Guatemala suffered its worst earthquake in decades Wednesday, with at least 39 people dead and 155 injured, San Marcos state authorities said.
There were still 15 people buried under rubble in San Marcos, Governor Luis Rivera said. The district borders Mexico, where the quake was also felt, dpa reported.
Guatemalan President Otto Perez Molina put the country on the highest alert, placed the military on standby and flying to the worst affected area. Damage was heaviest in San Marcos.
In the towns of San Pedro Sacatepequez, El Recuerdo, San Francisco, El Quetzal and other communities, numerous houses collapsed. In the neighbouring region of Quetzaltenango, adobe houses collapsed, killing four people and burying six others, rescuers working in the area said.
Guatemala's seismological institute Insuvimeh said the earthquake had a magnitude of 7.2. The US Geological Survey said the quake measured 7.5 on the Richter scale. The epicentre was almost 42 kilometres under the Caribbean Sea, 56 kilometres south-west of Retalhuleu, Guatemala, and 61 kilometres south-east of Suchiate in the southern Mexican state of Chiapas, USGS said.

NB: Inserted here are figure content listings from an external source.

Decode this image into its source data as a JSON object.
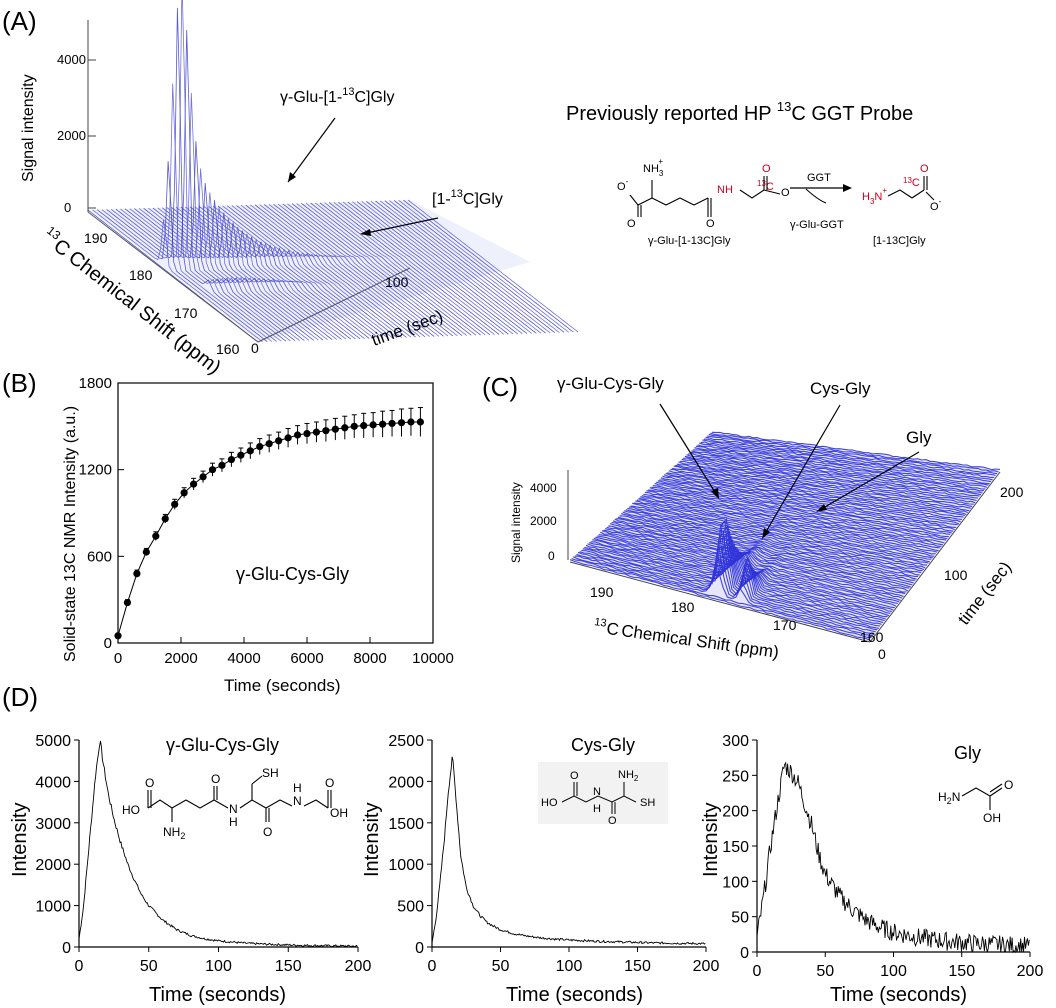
{
  "panel_labels": {
    "a": "(A)",
    "b": "(B)",
    "c": "(C)",
    "d": "(D)"
  },
  "panel_a": {
    "ylabel": "Signal intensity",
    "zticks": [
      "4000",
      "2000",
      "0"
    ],
    "shift_label": "Chemical Shift (ppm)",
    "shift_sup": "13",
    "shift_c": "C",
    "shift_ticks": [
      "190",
      "180",
      "170",
      "160"
    ],
    "time_label": "time (sec)",
    "time_ticks": [
      "0",
      "100"
    ],
    "ann_glu_gly": {
      "pre": "γ-Glu-[1-",
      "sup": "13",
      "post": "C]Gly"
    },
    "ann_gly": {
      "pre": "[1-",
      "sup": "13",
      "post": "C]Gly"
    },
    "probe_title": {
      "pre": "Previously reported HP ",
      "sup": "13",
      "post": "C GGT Probe"
    },
    "scheme": {
      "nh3": "NH",
      "nh3_sub": "3",
      "nh3_sup": "+",
      "o_minus": "O",
      "minus": "-",
      "o": "O",
      "nh": "NH",
      "c13": "13",
      "c13_c": "C",
      "ggt": "GGT",
      "byproduct": "γ-Glu-GGT",
      "h3n": "H",
      "h3n_sub": "3",
      "h3n_n": "N",
      "h3n_sup": "+",
      "substrate": "γ-Glu-[1-13C]Gly",
      "product": "[1-13C]Gly"
    }
  },
  "panel_b": {
    "ylabel": "Solid-state 13C NMR Intensity (a.u.)",
    "xlabel": "Time (seconds)",
    "legend": "γ-Glu-Cys-Gly",
    "chart_data": {
      "type": "scatter",
      "title": "",
      "xlabel": "Time (seconds)",
      "ylabel": "Solid-state 13C NMR Intensity (a.u.)",
      "xlim": [
        0,
        10000
      ],
      "ylim": [
        0,
        1800
      ],
      "xticks": [
        0,
        2000,
        4000,
        6000,
        8000,
        10000
      ],
      "yticks": [
        0,
        600,
        1200,
        1800
      ],
      "x": [
        0,
        300,
        600,
        900,
        1200,
        1500,
        1800,
        2100,
        2400,
        2700,
        3000,
        3300,
        3600,
        3900,
        4200,
        4500,
        4800,
        5100,
        5400,
        5700,
        6000,
        6300,
        6600,
        6900,
        7200,
        7500,
        7800,
        8100,
        8400,
        8700,
        9000,
        9300,
        9600
      ],
      "y": [
        50,
        280,
        480,
        630,
        740,
        860,
        960,
        1040,
        1100,
        1150,
        1200,
        1230,
        1270,
        1300,
        1330,
        1360,
        1380,
        1400,
        1420,
        1440,
        1450,
        1460,
        1470,
        1480,
        1490,
        1500,
        1505,
        1510,
        1515,
        1520,
        1525,
        1530,
        1530
      ],
      "yerr": [
        15,
        20,
        25,
        25,
        30,
        30,
        35,
        35,
        40,
        40,
        45,
        45,
        50,
        50,
        55,
        55,
        60,
        60,
        65,
        65,
        70,
        70,
        75,
        75,
        80,
        80,
        85,
        85,
        90,
        90,
        95,
        95,
        100
      ]
    }
  },
  "panel_c": {
    "ylabel": "Signal intensity",
    "zticks": [
      "4000",
      "2000",
      "0"
    ],
    "shift_label": "Chemical Shift (ppm)",
    "shift_sup": "13",
    "shift_c": "C",
    "shift_ticks": [
      "190",
      "180",
      "170",
      "160"
    ],
    "time_label": "time (sec)",
    "time_ticks": [
      "0",
      "100",
      "200"
    ],
    "ann_gcg": "γ-Glu-Cys-Gly",
    "ann_cg": "Cys-Gly",
    "ann_g": "Gly"
  },
  "panel_d": {
    "chart_data": [
      {
        "type": "line",
        "title": "γ-Glu-Cys-Gly",
        "xlabel": "Time (seconds)",
        "ylabel": "Intensity",
        "xlim": [
          0,
          200
        ],
        "ylim": [
          0,
          5000
        ],
        "xticks": [
          0,
          50,
          100,
          150,
          200
        ],
        "yticks": [
          0,
          1000,
          2000,
          3000,
          4000,
          5000
        ],
        "x": [
          0,
          3,
          6,
          9,
          12,
          15,
          18,
          21,
          25,
          30,
          35,
          40,
          45,
          50,
          60,
          70,
          80,
          90,
          100,
          120,
          140,
          160,
          180,
          200
        ],
        "y": [
          200,
          900,
          2000,
          3100,
          4200,
          5000,
          4300,
          3700,
          3100,
          2500,
          2000,
          1600,
          1250,
          1000,
          650,
          420,
          280,
          200,
          150,
          90,
          60,
          40,
          30,
          20
        ]
      },
      {
        "type": "line",
        "title": "Cys-Gly",
        "xlabel": "Time (seconds)",
        "ylabel": "Intensity",
        "xlim": [
          0,
          200
        ],
        "ylim": [
          0,
          2500
        ],
        "xticks": [
          0,
          50,
          100,
          150,
          200
        ],
        "yticks": [
          0,
          500,
          1000,
          1500,
          2000,
          2500
        ],
        "x": [
          0,
          3,
          6,
          9,
          12,
          15,
          18,
          21,
          25,
          30,
          35,
          40,
          45,
          50,
          60,
          70,
          80,
          90,
          100,
          120,
          140,
          160,
          180,
          200
        ],
        "y": [
          50,
          350,
          800,
          1300,
          1900,
          2300,
          1700,
          1100,
          720,
          500,
          380,
          300,
          250,
          210,
          160,
          130,
          110,
          95,
          85,
          70,
          60,
          50,
          45,
          40
        ]
      },
      {
        "type": "line",
        "title": "Gly",
        "xlabel": "Time (seconds)",
        "ylabel": "Intensity",
        "xlim": [
          0,
          200
        ],
        "ylim": [
          0,
          300
        ],
        "xticks": [
          0,
          50,
          100,
          150,
          200
        ],
        "yticks": [
          0,
          50,
          100,
          150,
          200,
          250,
          300
        ],
        "x": [
          0,
          5,
          10,
          15,
          20,
          25,
          30,
          35,
          40,
          45,
          50,
          60,
          70,
          80,
          90,
          100,
          120,
          140,
          160,
          180,
          200
        ],
        "y": [
          20,
          80,
          150,
          210,
          265,
          255,
          240,
          210,
          180,
          140,
          110,
          80,
          60,
          45,
          35,
          28,
          20,
          15,
          12,
          10,
          8
        ]
      }
    ],
    "struct_gcg": {
      "hoc": "HO",
      "o": "O",
      "nh2": "NH",
      "nh2_sub": "2",
      "n": "N",
      "h": "H",
      "sh": "SH",
      "oh": "OH"
    },
    "struct_cg": {
      "ho": "HO",
      "nh2": "NH",
      "nh2_sub": "2",
      "n": "N",
      "h": "H",
      "sh": "SH",
      "o": "O"
    },
    "struct_g": {
      "h2n": "H",
      "h2n_sub": "2",
      "h2n_n": "N",
      "oh": "OH",
      "o": "O"
    }
  }
}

In Guatemala City, the quake caused panic and led to the evacuation of high buildings for fear of aftershocks. The quake cut phone lines in Guatemala for a time.
It was felt as far away as Mexico City, though no damage was immediately reported in Mexico.
Three minutes later, an aftershock measuring 6.3 on the Richter scale caused panic and evacuations in central and southern Mexico. The aftershock's epicentre was 15 kilometres south-east of Rio Grande in the southern Mexican state of Oaxaca. It caused no damage.
Thousands of people fled Mexico City buildings after the quakes, which rattled lamps and furniture. Helicopters flew over the city to establish potential damage, and the underground service was temporarily suspended.
Mexico City was ravaged in 1985 by a quake that killed an estimated 10,000 people.